Frage: Was nehmen Sie primär von dieser Europameisterschaft mit?

Alaba: Ich denke, dass wir viel mitnehmen können. Wir haben viele Erfahrungen gesammelt, wenngleich die sicher nicht die schönsten waren. Unser Buch ist noch nicht zu Ende geschrieben. Das war ein Kapitel davon. Es ist sicherlich kein schönes, aber auf dem Weg zum Erfolg gehört auch ein solches Kapitel dazu. Wir wollen jetzt das nächste Kapitel aufschlagen und dann unseren Weg weitergehen.

Frage: Können Sie uns die Situation vor dem Elfmeter erklären? Sie hatten ein kurzes Gespräch mit Dragovic. Warum haben Sie nicht geschossen? Sie sind normal ein sehr sicherer Schütze.

Alaba: Das ist Drago normal auch. Ich war der Gefoulte und er kam schnell nach vorne. Als wir gesprochen haben, hatte er den Ball schon in der Hand. Er hat sich sehr, sehr gut gefühlt und wollte schießen. Das war okay.

Frage: Mit Ungarn und Island sind zwei Mannschaften weiter gekommen, die individuell nicht so stark aufgestellt sind wie Österreich. Hat Ihr Kollektiv nicht so gut funktioniert wie bei den anderen Mannschaften?

Alaba: Wenn man sich das Spiel heute angeschaut hat, kann man das so nicht sagen. Wir waren die bessere Mannschaft und haben uns genug Chancen herausgespielt. Leider haben wir sie nicht genutzt. Dann ist es bei so einem Großereignis schwer, eine Runde weiterzukommen. Ich denke aber nicht, dass das Kollektiv bei uns entscheidend war. Wir haben gezeigt, was wir für einen Fußball können. Wir hätten es verdient, eine Runde weiterzukommen.

Frage: Sie haben hier in Frankreich nicht die Leistung zeigen können, die man aus München von Ihnen gewohnt war. Haben Sie selbst eine Erklärung dafür?

Alaba: Unmittelbar nach dem Turnier ist das schwer zu sagen. Was ich sagen kann, ist, dass ich alles gegeben habe. Ich habe für mein Land und die Mannschaft immer alles versucht.

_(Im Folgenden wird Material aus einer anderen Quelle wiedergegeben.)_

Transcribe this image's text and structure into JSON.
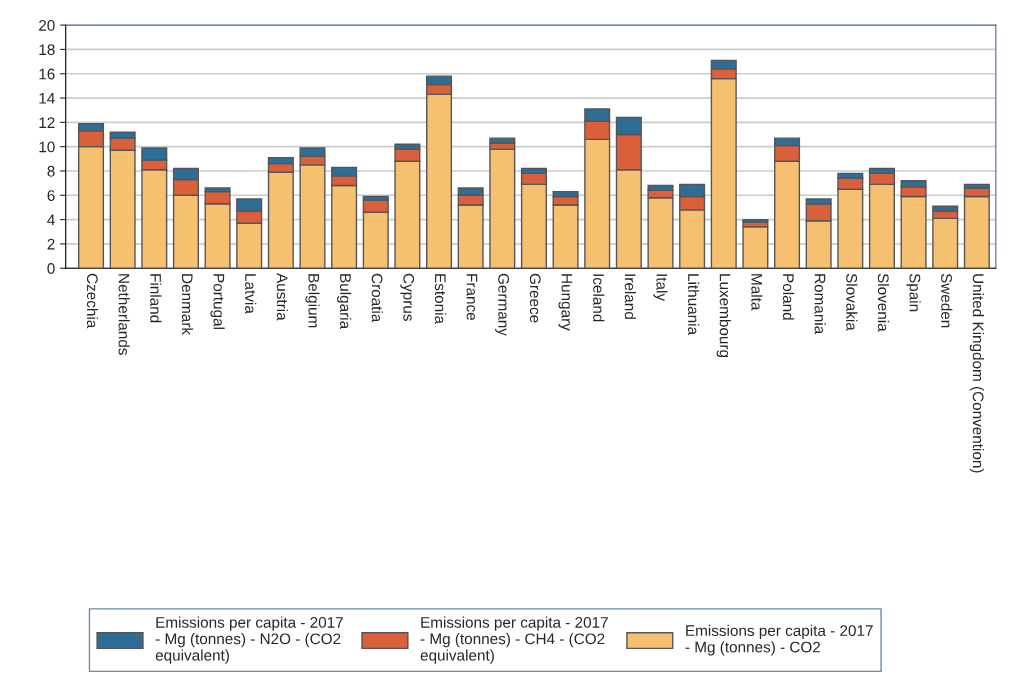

Frage: Marcel Koller stellte Sie sehr offensiv auf. Ging der Impuls von Ihnen aus und wie sind Sie mit der Rolle zurechtgekommen?

Alaba: Wir haben das System im Vorhinein gemeinsam besprochen. Als Mannschaft haben wir uns damit auch wohlgefühlt. In den Trainingseinheiten konnten wir es gut umsetzen. Es ist aber schwer zu sagen, ob es am System gelegen hat. Für mich persönlich war es in der ersten Hälfte heute nicht so einfach. Ich habe die Linie nicht gefunden. Zwar habe ich versucht, mich freizulaufen, aber es hat nicht so gut funktioniert.

Frage: Waren Sie bei Ihrem ersten großen Turnier vielleicht ein bisschen übermotiviert? Wollten Sie sich im Vorfeld zu sehr zerreißen?

Alaba: Das würde ich nicht sagen. Ich habe versucht, mich einzubringen. In einigen Situationen ist mir das nicht gelungen, in anderen schon. Es ist auch in meinem persönlichen Buch ein Kapitel, das ich so mitnehme. Im nächsten Kapitel will ich wieder besser dastehen.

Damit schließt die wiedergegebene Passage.